The work is steady and year-round. Some businesses operate three eight-hour shifts and rotate workers through them. Overtime, weekend, and holiday work may be required.
Oftentimes stationary engineers and boiler operators accept entry-level trainee positions and learn on the job. Formal apprenticeship programs or a certificate or associate degree program at a technical college are also possibilities. Because many states and jurisdictions require licensing, applicants who are certified and licensed are at an advantage. Postsecondary vocational coursework in computerized controls and instrumentation is especially useful. Those who choose on the job training will work for years before becoming an engineer or operator. Some unions and professional groups, such as the International Union of Operating Engineers, which is the primary union serving stationary engineers and boiler operators, sponsor apprenticeship programs. Four-year apprenticeships involve 6,600 hours of on the job and classroom training. For stationary engineers and boiler operators, continuing education classes are important because new techniques must be learned as technology improves machinery and software.

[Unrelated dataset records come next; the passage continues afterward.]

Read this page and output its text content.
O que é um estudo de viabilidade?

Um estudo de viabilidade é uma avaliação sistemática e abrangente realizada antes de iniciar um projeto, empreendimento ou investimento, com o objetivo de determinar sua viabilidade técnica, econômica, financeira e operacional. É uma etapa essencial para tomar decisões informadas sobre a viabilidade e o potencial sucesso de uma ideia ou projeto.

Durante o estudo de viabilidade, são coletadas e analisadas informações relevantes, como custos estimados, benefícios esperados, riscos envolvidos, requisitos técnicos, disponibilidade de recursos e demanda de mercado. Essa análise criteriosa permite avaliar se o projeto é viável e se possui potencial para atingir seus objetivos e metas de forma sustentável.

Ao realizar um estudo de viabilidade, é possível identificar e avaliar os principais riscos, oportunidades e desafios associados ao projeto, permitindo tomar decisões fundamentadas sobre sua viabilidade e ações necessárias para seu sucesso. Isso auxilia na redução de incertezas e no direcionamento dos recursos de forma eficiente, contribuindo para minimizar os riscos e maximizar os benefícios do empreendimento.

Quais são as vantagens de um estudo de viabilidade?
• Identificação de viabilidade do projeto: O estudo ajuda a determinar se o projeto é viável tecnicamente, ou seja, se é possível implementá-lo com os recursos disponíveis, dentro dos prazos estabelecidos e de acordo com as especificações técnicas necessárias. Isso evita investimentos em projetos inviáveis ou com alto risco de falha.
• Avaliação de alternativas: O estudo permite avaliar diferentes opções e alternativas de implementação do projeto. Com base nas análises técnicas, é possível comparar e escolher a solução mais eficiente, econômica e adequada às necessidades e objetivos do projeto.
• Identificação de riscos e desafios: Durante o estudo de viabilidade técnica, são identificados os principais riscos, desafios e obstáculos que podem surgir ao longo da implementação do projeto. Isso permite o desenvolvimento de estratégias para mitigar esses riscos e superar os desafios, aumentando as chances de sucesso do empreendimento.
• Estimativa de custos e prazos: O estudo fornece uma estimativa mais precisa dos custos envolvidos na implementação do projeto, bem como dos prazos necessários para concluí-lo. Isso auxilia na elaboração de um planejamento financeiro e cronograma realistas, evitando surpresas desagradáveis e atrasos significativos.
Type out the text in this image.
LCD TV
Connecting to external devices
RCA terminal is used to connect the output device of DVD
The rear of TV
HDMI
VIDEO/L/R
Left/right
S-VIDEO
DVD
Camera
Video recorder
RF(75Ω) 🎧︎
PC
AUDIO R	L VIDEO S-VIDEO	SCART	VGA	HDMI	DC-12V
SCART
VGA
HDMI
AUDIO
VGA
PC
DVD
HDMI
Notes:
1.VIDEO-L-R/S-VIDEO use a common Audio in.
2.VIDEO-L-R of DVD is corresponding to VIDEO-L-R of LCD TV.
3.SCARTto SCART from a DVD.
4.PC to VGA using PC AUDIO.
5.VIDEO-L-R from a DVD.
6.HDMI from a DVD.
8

To be licensed, applicants must be 18 or older, live in the state or locality where the job is located, fulfill work experience requirements, and pass a written test. Licenses are not necessarily transferable from one location to another. Several classes of licensing are offered for stationary engineers.
In addition to training, experience, education, mechanical aptitude, and manual dexterity, employers seek the most highly qualified job applicants who also have a basic comprehension of math, science, computers, mechanical drawing, blueprint reading, and chemistry.
Advancement occurs most easily as engineers gain progressively higher license classifications or by passing exams given by the company. Advanced positions include becoming boiler inspectors, chief plant engineers, superintendents, or managers. Some workers may progress to examining engineers or technical instructors. Seniority is an important factor in advancement. For some workers, advancing can most readily occur by accepting a higher position with another company.
The median annual salary of stationary engineers and boiler operators is slightly over $50,000. The lowest paid of all stationary engineers and boiler operators earn a little more than $31,000, while the highest-paid receive more than $75,000.